However, assuming the unimpeachability of the present system which reduces everything to a Soviet-style model that banked upon greater inputs producing proportionally greater outputs causes an even bigger swing-and-miss in the plan: it fundamentally misreads the direction of the employment market with which it claims Louisiana higher education will achieve greater congruence.
For while the market may demand greater skill levels, it has started to reject greater credentialing as a means of demonstrating that. Higher education has benefitted dramatically from federal policy over the past half-century, in jurisprudence from court cases that prevented tests of intelligence from use in hiring and in laws that shoveled astronomical funds at it mainly through student lending. A college diploma became the default mechanism for demonstration of aptitude.
Not any more. Recent trends show employers increasingly moving away from this with a greater emphasis on skills demonstration, both specifically and in a general sense measured by critical thinking, problem-solving, and information dissemination skills. Less and less is a diploma seen as evidence of these.
The master plan scarcely addresses these kinds of issues. Not only does this provide another imperative to concentrate more on junior institutions better suited to provide specific skills training, but it also calls for rethinking the place of the general education curriculum required of all graduates at all levels. For example, those kinds of courses – generally taught by disciplines identified as the “arts and sciences” – should amplify critical thinking skills along with knowledge acquisition. However, this makes these classes more demanding, which lowers grades in an environment with grade inflation on the rampage (which further steers employers away from relying on diploma-based credentialing), then causes more students to flunk out and, guess what, subverts the master plan’s goal of increasing higher numbers of credentialed students.

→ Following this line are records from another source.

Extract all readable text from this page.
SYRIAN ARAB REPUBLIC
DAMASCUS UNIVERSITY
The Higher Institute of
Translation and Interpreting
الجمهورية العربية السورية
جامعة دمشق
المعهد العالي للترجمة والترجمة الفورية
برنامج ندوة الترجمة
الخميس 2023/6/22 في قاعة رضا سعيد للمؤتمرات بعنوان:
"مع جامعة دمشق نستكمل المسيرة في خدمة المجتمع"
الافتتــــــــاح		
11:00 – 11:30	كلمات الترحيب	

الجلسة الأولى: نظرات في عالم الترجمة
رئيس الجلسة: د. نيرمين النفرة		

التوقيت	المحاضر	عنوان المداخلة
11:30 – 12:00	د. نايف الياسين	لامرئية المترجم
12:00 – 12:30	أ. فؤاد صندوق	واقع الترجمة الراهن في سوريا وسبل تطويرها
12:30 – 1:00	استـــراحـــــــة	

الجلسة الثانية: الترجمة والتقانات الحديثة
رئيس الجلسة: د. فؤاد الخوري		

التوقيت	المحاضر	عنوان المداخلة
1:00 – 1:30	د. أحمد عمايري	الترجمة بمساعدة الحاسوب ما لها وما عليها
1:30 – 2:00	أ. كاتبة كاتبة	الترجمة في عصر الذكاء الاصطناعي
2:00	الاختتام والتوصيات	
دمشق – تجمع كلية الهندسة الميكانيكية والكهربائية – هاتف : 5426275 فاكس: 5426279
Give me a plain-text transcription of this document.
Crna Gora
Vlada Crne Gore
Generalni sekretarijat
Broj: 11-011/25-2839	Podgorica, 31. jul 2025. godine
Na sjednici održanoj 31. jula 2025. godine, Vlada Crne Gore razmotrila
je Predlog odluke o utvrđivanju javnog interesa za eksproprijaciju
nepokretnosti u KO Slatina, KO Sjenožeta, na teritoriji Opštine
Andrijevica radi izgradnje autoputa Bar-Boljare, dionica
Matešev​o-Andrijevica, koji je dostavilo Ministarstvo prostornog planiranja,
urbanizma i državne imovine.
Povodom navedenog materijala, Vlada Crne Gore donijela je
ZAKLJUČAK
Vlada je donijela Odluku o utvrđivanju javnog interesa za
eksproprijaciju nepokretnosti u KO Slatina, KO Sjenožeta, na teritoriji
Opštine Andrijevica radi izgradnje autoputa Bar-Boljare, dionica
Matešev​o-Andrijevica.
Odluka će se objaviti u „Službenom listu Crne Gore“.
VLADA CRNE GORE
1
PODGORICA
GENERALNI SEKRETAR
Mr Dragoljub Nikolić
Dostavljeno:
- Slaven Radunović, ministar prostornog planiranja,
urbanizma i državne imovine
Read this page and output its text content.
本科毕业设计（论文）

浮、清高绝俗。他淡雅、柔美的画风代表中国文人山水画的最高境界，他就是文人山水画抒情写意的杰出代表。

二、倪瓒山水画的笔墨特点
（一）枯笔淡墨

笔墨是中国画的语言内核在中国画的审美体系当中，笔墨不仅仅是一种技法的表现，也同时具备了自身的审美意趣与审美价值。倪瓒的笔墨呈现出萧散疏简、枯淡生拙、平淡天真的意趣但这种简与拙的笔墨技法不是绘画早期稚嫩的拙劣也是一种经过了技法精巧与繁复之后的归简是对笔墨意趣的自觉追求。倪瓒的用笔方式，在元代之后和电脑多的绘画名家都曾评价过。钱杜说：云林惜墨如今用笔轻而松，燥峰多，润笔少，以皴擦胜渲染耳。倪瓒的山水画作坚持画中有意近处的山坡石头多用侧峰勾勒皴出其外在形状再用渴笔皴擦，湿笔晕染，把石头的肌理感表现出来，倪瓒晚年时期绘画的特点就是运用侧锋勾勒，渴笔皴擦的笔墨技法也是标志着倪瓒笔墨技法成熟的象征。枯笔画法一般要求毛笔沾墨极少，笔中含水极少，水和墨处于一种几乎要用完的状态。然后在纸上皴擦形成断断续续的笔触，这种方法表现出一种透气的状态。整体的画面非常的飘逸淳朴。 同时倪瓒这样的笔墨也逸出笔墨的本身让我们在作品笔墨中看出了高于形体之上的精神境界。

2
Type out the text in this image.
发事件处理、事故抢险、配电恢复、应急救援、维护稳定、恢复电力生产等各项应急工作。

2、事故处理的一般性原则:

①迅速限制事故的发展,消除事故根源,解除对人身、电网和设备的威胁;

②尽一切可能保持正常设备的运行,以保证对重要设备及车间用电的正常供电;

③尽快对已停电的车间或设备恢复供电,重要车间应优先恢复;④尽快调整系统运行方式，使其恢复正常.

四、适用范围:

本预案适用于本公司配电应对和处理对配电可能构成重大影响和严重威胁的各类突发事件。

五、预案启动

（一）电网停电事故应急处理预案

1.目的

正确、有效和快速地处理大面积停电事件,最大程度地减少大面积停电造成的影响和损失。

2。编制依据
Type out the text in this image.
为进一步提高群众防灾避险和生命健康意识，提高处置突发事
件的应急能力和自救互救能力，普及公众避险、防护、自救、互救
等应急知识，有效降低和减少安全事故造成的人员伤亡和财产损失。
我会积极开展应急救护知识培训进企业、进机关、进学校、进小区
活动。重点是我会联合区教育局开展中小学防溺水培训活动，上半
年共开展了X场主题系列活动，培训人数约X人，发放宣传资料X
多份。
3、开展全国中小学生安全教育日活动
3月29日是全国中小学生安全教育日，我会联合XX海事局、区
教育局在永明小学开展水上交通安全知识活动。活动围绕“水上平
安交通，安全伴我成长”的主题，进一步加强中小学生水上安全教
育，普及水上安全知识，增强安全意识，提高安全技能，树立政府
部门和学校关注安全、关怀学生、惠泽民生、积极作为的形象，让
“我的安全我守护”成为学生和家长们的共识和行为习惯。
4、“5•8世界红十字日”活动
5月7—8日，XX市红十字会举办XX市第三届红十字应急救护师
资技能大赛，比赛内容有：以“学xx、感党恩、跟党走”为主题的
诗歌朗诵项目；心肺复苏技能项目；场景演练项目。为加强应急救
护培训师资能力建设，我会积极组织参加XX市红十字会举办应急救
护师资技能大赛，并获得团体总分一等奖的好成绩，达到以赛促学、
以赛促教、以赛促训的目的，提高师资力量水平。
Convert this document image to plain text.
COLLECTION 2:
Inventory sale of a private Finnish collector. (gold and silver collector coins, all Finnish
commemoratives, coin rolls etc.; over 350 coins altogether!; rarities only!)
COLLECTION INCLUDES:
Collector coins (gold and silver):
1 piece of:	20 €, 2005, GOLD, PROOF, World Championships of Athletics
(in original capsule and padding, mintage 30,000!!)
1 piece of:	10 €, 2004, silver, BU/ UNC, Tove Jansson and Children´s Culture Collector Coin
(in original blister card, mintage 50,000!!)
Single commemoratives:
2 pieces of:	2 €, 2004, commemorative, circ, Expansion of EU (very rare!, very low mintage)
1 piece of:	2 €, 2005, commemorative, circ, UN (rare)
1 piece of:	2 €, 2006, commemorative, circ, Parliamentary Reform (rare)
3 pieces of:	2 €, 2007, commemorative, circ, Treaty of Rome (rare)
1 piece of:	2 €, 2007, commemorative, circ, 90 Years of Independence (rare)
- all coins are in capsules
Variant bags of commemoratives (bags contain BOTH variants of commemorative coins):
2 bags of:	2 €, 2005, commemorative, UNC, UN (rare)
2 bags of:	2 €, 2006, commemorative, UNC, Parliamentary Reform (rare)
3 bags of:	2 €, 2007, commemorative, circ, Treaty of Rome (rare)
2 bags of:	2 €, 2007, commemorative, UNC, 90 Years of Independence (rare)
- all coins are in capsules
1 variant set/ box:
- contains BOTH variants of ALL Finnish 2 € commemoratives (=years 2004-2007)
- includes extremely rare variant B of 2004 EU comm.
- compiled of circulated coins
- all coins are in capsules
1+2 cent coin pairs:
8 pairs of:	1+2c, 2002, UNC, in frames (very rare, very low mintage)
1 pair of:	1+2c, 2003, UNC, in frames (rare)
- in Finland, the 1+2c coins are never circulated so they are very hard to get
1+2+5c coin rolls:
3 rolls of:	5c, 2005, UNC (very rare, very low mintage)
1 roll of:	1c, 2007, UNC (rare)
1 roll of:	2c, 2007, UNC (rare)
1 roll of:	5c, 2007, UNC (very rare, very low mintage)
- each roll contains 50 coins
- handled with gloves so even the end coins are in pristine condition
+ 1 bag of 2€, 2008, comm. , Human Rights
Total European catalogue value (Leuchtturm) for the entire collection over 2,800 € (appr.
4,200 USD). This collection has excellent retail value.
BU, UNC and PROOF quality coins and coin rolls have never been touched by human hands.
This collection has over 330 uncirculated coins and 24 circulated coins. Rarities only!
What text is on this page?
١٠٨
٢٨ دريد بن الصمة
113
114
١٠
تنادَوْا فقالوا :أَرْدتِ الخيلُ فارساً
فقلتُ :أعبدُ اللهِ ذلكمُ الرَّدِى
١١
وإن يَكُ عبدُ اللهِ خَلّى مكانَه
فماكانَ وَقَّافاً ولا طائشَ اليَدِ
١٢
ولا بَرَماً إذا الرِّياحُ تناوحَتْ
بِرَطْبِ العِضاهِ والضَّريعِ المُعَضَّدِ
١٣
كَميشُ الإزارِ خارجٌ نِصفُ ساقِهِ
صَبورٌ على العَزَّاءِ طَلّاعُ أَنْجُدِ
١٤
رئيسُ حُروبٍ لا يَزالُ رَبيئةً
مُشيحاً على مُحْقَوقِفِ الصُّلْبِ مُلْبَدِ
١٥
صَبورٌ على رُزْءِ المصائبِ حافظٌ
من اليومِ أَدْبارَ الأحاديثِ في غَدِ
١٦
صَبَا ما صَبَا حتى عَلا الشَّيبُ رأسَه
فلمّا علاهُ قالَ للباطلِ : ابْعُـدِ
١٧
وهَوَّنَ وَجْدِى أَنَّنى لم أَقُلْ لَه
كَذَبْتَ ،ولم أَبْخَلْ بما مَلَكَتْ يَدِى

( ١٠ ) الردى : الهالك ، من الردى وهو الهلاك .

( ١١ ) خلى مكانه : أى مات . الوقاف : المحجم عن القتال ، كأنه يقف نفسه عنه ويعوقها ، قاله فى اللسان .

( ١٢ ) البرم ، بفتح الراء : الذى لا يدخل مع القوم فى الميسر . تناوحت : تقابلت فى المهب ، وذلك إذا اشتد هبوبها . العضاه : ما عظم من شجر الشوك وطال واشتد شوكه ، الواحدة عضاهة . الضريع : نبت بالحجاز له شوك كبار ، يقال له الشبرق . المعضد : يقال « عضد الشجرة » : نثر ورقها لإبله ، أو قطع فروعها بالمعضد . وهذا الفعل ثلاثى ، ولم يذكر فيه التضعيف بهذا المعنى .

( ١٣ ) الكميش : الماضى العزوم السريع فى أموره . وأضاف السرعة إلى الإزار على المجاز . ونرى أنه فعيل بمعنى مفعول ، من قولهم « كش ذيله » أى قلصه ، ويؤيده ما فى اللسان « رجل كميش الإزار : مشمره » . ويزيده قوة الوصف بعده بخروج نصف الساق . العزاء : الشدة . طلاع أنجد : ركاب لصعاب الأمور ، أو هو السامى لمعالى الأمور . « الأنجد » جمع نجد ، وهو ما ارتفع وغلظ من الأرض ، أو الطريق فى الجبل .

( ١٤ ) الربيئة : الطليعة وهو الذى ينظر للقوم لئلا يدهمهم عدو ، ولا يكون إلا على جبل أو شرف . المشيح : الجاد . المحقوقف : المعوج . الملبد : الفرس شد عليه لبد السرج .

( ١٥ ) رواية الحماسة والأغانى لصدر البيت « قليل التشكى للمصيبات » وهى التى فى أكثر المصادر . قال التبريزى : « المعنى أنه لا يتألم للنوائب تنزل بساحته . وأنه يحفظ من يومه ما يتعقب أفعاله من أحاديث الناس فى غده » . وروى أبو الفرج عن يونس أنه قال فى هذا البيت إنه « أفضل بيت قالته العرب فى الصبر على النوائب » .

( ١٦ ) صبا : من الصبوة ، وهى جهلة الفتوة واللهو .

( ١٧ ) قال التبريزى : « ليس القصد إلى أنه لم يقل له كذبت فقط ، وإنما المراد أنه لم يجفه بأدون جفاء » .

Individual institutions can address this on their own; for example, by requiring passage of an aptitude test/completion of a project covering a field of study prior to awarding a degree in that area. Yet doing that, even if the school stepped up its instructional game and/or raised admission standards to prevent increase non-completion because of the extra hurdle, inevitably would reduce credentialing, contrary to the plan.
Here and there the new plan has salutary aspects. But its overall ethos that ignores needed systemic reform and its putting down its entire bet on pumping out more degreed individuals as a sign of success don’t make it a very useful document going forward. Hopefully, an improved iteration will appear much sooner than almost 20 years from now.